Magik Markers – ‘2020’

Album / Drag City / 23.10.2020
Rock garage noise

Cela fait bientôt 20 ans que Magik Markers et musique underground américaine sont copains comme cochons. Du rock bruitiste et farouchement noise des débuts en passant par des expérimentations plus pop, le groupe a toujours mis un point d’honneur à s’aventurer hors des chemins balisés. Il revient avec le bien nommé 2020, son premier album depuis sept longues années. Rendons-nous à l’évidence : le trio du Connecticut n’a absolument rien perdu de sa fougueuse capacité à être imprévisible. Assagi et moins propice au boucan ? Peut-être. Mais Magik Markers n’a jamais aussi bien sonné qu’ici.

On commençait à s’inquiéter de l’inactivité du groupe. Rien à se mettre sous les dents depuis le Surrender To the Fantasy de 2013 ! Les vétérans autrefois frénétiquement prolifiques (presque quarante efforts au compteur) se sont murés dans un silence radio le temps de décrocher un master en éducation spécialisée, ou encore de se lancer dans l’apiculture. La routine quoi… Autant dire que 2020 apporte avec lui son lot d’espoir et d’appréhension. Il suffit des huit minutes du jam épileptique de Surf’s Up, avec son hypnotisante ligne de basse, pour calmer un peu nos craintes. L’enchaînement avec le quasi new-wave et trippant Find You Ride les annihile définitivement. Les Américains nous font regretter d’avoir douté une seule seconde quant à leur talent naturel pour assurer et faire le job.

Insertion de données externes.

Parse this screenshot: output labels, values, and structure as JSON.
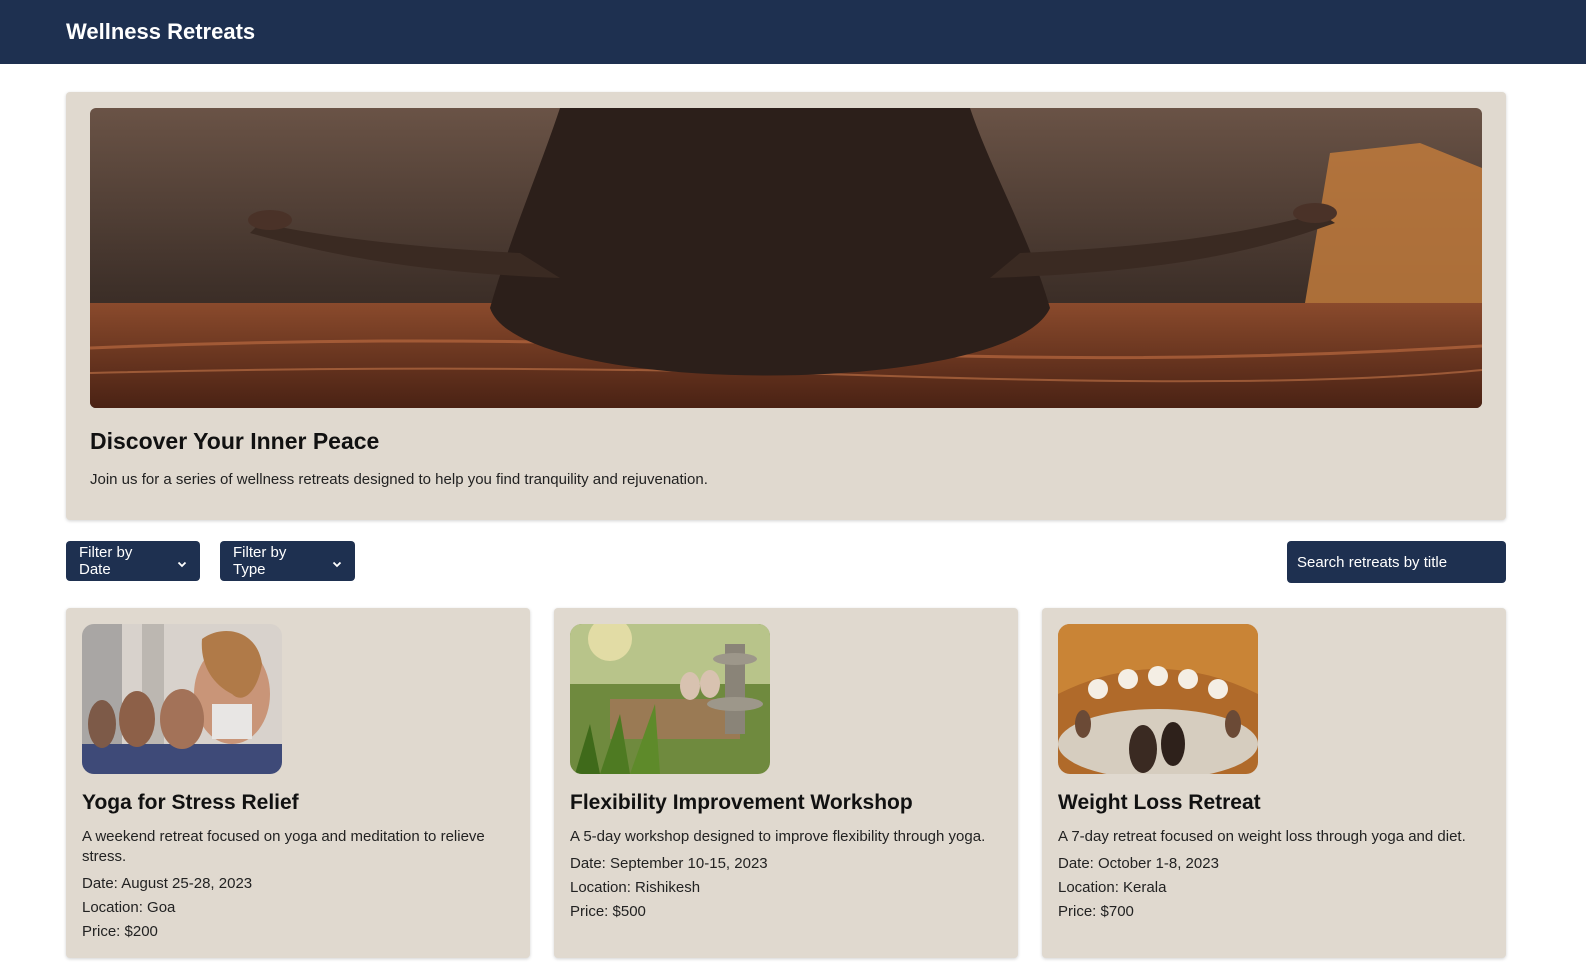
{
  "header": {
    "title": "Wellness Retreats"
  },
  "hero": {
    "image": "meditation-banner-image",
    "title": "Discover Your Inner Peace",
    "subtitle": "Join us for a series of wellness retreats designed to help you find tranquility and rejuvenation."
  },
  "filters": {
    "date_label": "Filter by Date",
    "type_label": "Filter by Type",
    "search_placeholder": "Search retreats by title"
  },
  "retreats": [
    {
      "image": "group-yoga-class-image",
      "title": "Yoga for Stress Relief",
      "description": "A weekend retreat focused on yoga and meditation to relieve stress.",
      "date": "Date: August 25-28, 2023",
      "location": "Location: Goa",
      "price": "Price: $200"
    },
    {
      "image": "garden-fountain-yoga-image",
      "title": "Flexibility Improvement Workshop",
      "description": "A 5-day workshop designed to improve flexibility through yoga.",
      "date": "Date: September 10-15, 2023",
      "location": "Location: Rishikesh",
      "price": "Price: $500"
    },
    {
      "image": "dome-meditation-hall-image",
      "title": "Weight Loss Retreat",
      "description": "A 7-day retreat focused on weight loss through yoga and diet.",
      "date": "Date: October 1-8, 2023",
      "location": "Location: Kerala",
      "price": "Price: $700"
    }
  ],
  "colors": {
    "navbar": "#1e3050",
    "panel": "#e0d9cf",
    "text": "#111111"
  }
}
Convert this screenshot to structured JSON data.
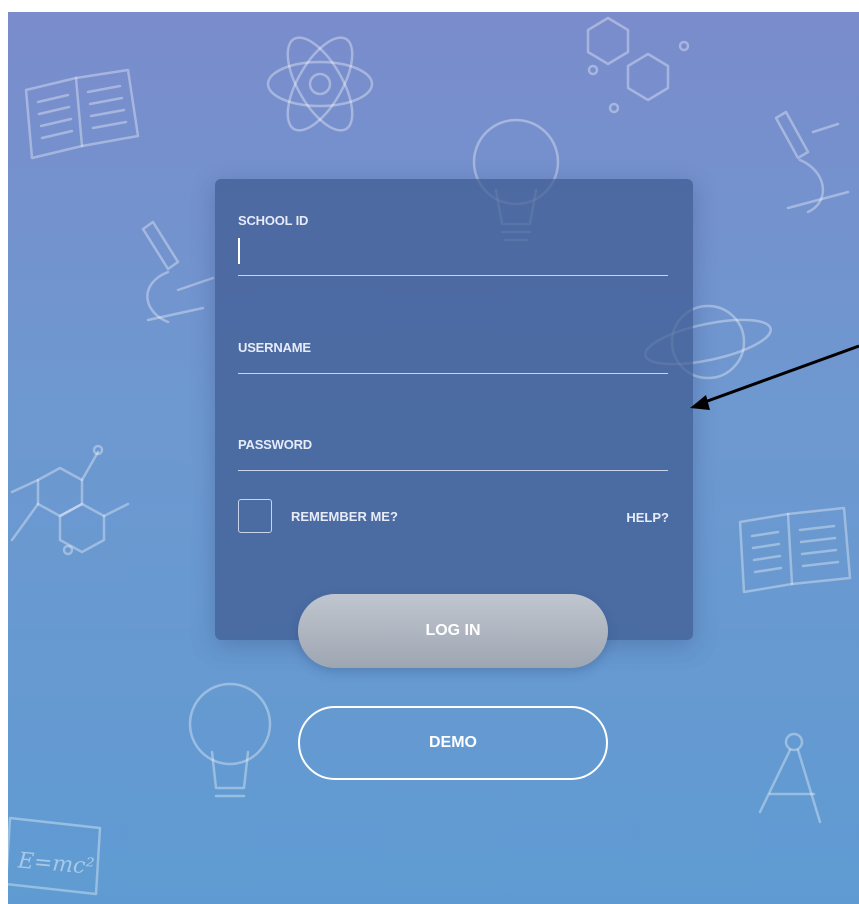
{
  "form": {
    "school_id_label": "SCHOOL ID",
    "school_id_value": "",
    "username_label": "USERNAME",
    "username_value": "",
    "password_label": "PASSWORD",
    "password_value": "",
    "remember_label": "REMEMBER ME?",
    "remember_checked": false,
    "help_label": "HELP?"
  },
  "buttons": {
    "login_label": "LOG IN",
    "demo_label": "DEMO"
  },
  "background": {
    "equation_text": "E=mc²",
    "decorations": [
      "book-icon",
      "atom-icon",
      "molecule-icon",
      "lightbulb-icon",
      "microscope-icon",
      "planet-icon",
      "compass-icon",
      "chalkboard-icon"
    ]
  },
  "colors": {
    "bg_top": "#7a8ccc",
    "bg_bottom": "#5f9bd2",
    "card": "#3e5a91",
    "login_button": "#aab1bc",
    "annotation_arrow": "#000000"
  }
}
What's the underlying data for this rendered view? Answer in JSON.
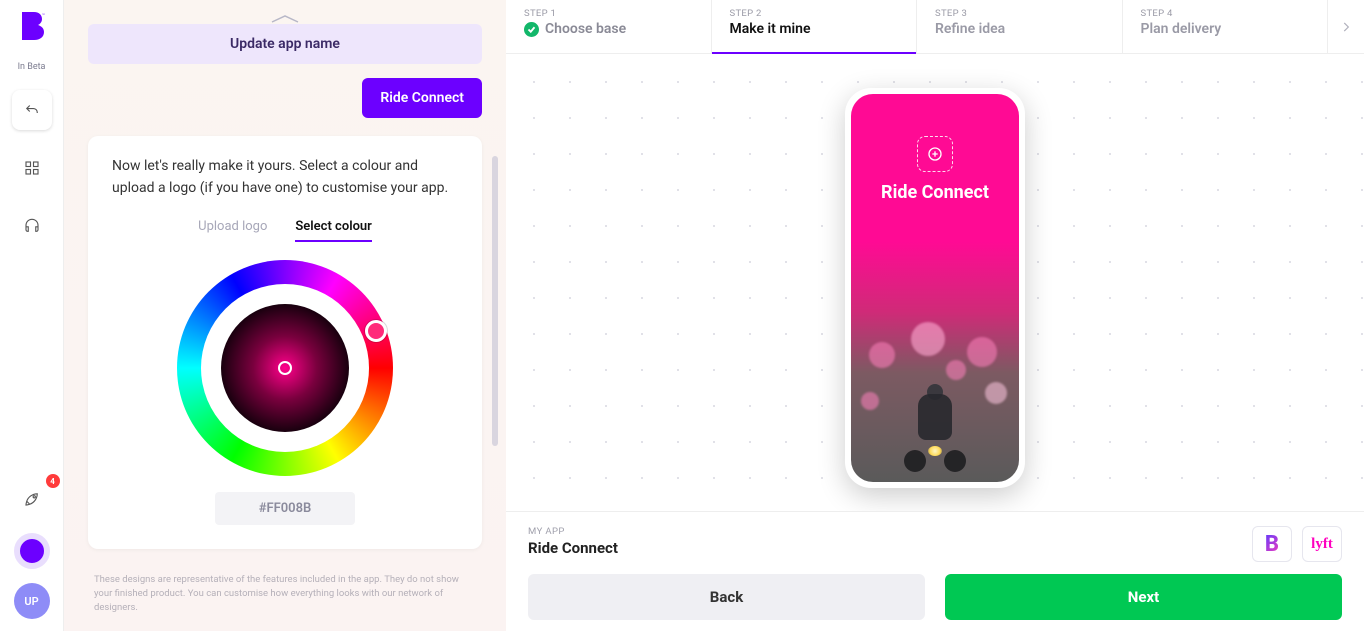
{
  "rail": {
    "beta_label": "In Beta",
    "avatar_text": "UP",
    "rocket_badge": "4"
  },
  "panel": {
    "update_btn": "Update app name",
    "chip": "Ride Connect",
    "card_text": "Now let's really make it yours. Select a colour and upload a logo (if you have one) to customise your app.",
    "tabs": {
      "upload": "Upload logo",
      "colour": "Select colour"
    },
    "hex": "#FF008B",
    "disclaimer": "These designs are representative of the features included in the app. They do not show your finished product. You can customise how everything looks with our network of designers."
  },
  "steps": [
    {
      "num": "STEP 1",
      "title": "Choose base",
      "state": "done"
    },
    {
      "num": "STEP 2",
      "title": "Make it mine",
      "state": "active"
    },
    {
      "num": "STEP 3",
      "title": "Refine idea",
      "state": ""
    },
    {
      "num": "STEP 4",
      "title": "Plan delivery",
      "state": ""
    }
  ],
  "phone": {
    "title": "Ride Connect"
  },
  "footer": {
    "label": "MY APP",
    "name": "Ride Connect",
    "brand_b": "B",
    "brand_lyft": "lyft",
    "back": "Back",
    "next": "Next"
  },
  "colors": {
    "accent": "#6c00ff",
    "select": "#FF008B",
    "success": "#00c853"
  }
}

Chaque piste tient en place par son propre mérite. Le groupe ne cherche pas l’ensemble cohésif, mais tend plutôt à refuser définitivement et viscéralement toute catégorisation. En neuf morceaux (dont un interlude dispensable, je vous l’accorde), Magik Markers démontre son ambition louable d’être encore et toujours en quête du FRISSON pour l’auditeur. Son arme fatale restant la voix d’Elisa Ambroglio, mélancolique à en chialer sur Born Dead et Quarry (If You Dive).

La transformation et constante évolution du trio se cristallise sur 2020. Il n’est plus question de vacarme chaotique ou de raz-de-marée noise et expérimental repoussant les masses. Un effort évident est réalisé sur la facilité d’écoute pour muer vers un groupe de rock alternatif légèrement plus accessible. Toutefois, faut pas pousser mémé dans les orties : les filous d’Hartford savent encore proposer du son garage bien cradingue. You Can Find Me donne l’illusion d’avoir été enregistré sur du matos d’occasion par un Steve Albini discount, dans une pièce insonorisée en aluminium. Dieu que c’est jubilatoire.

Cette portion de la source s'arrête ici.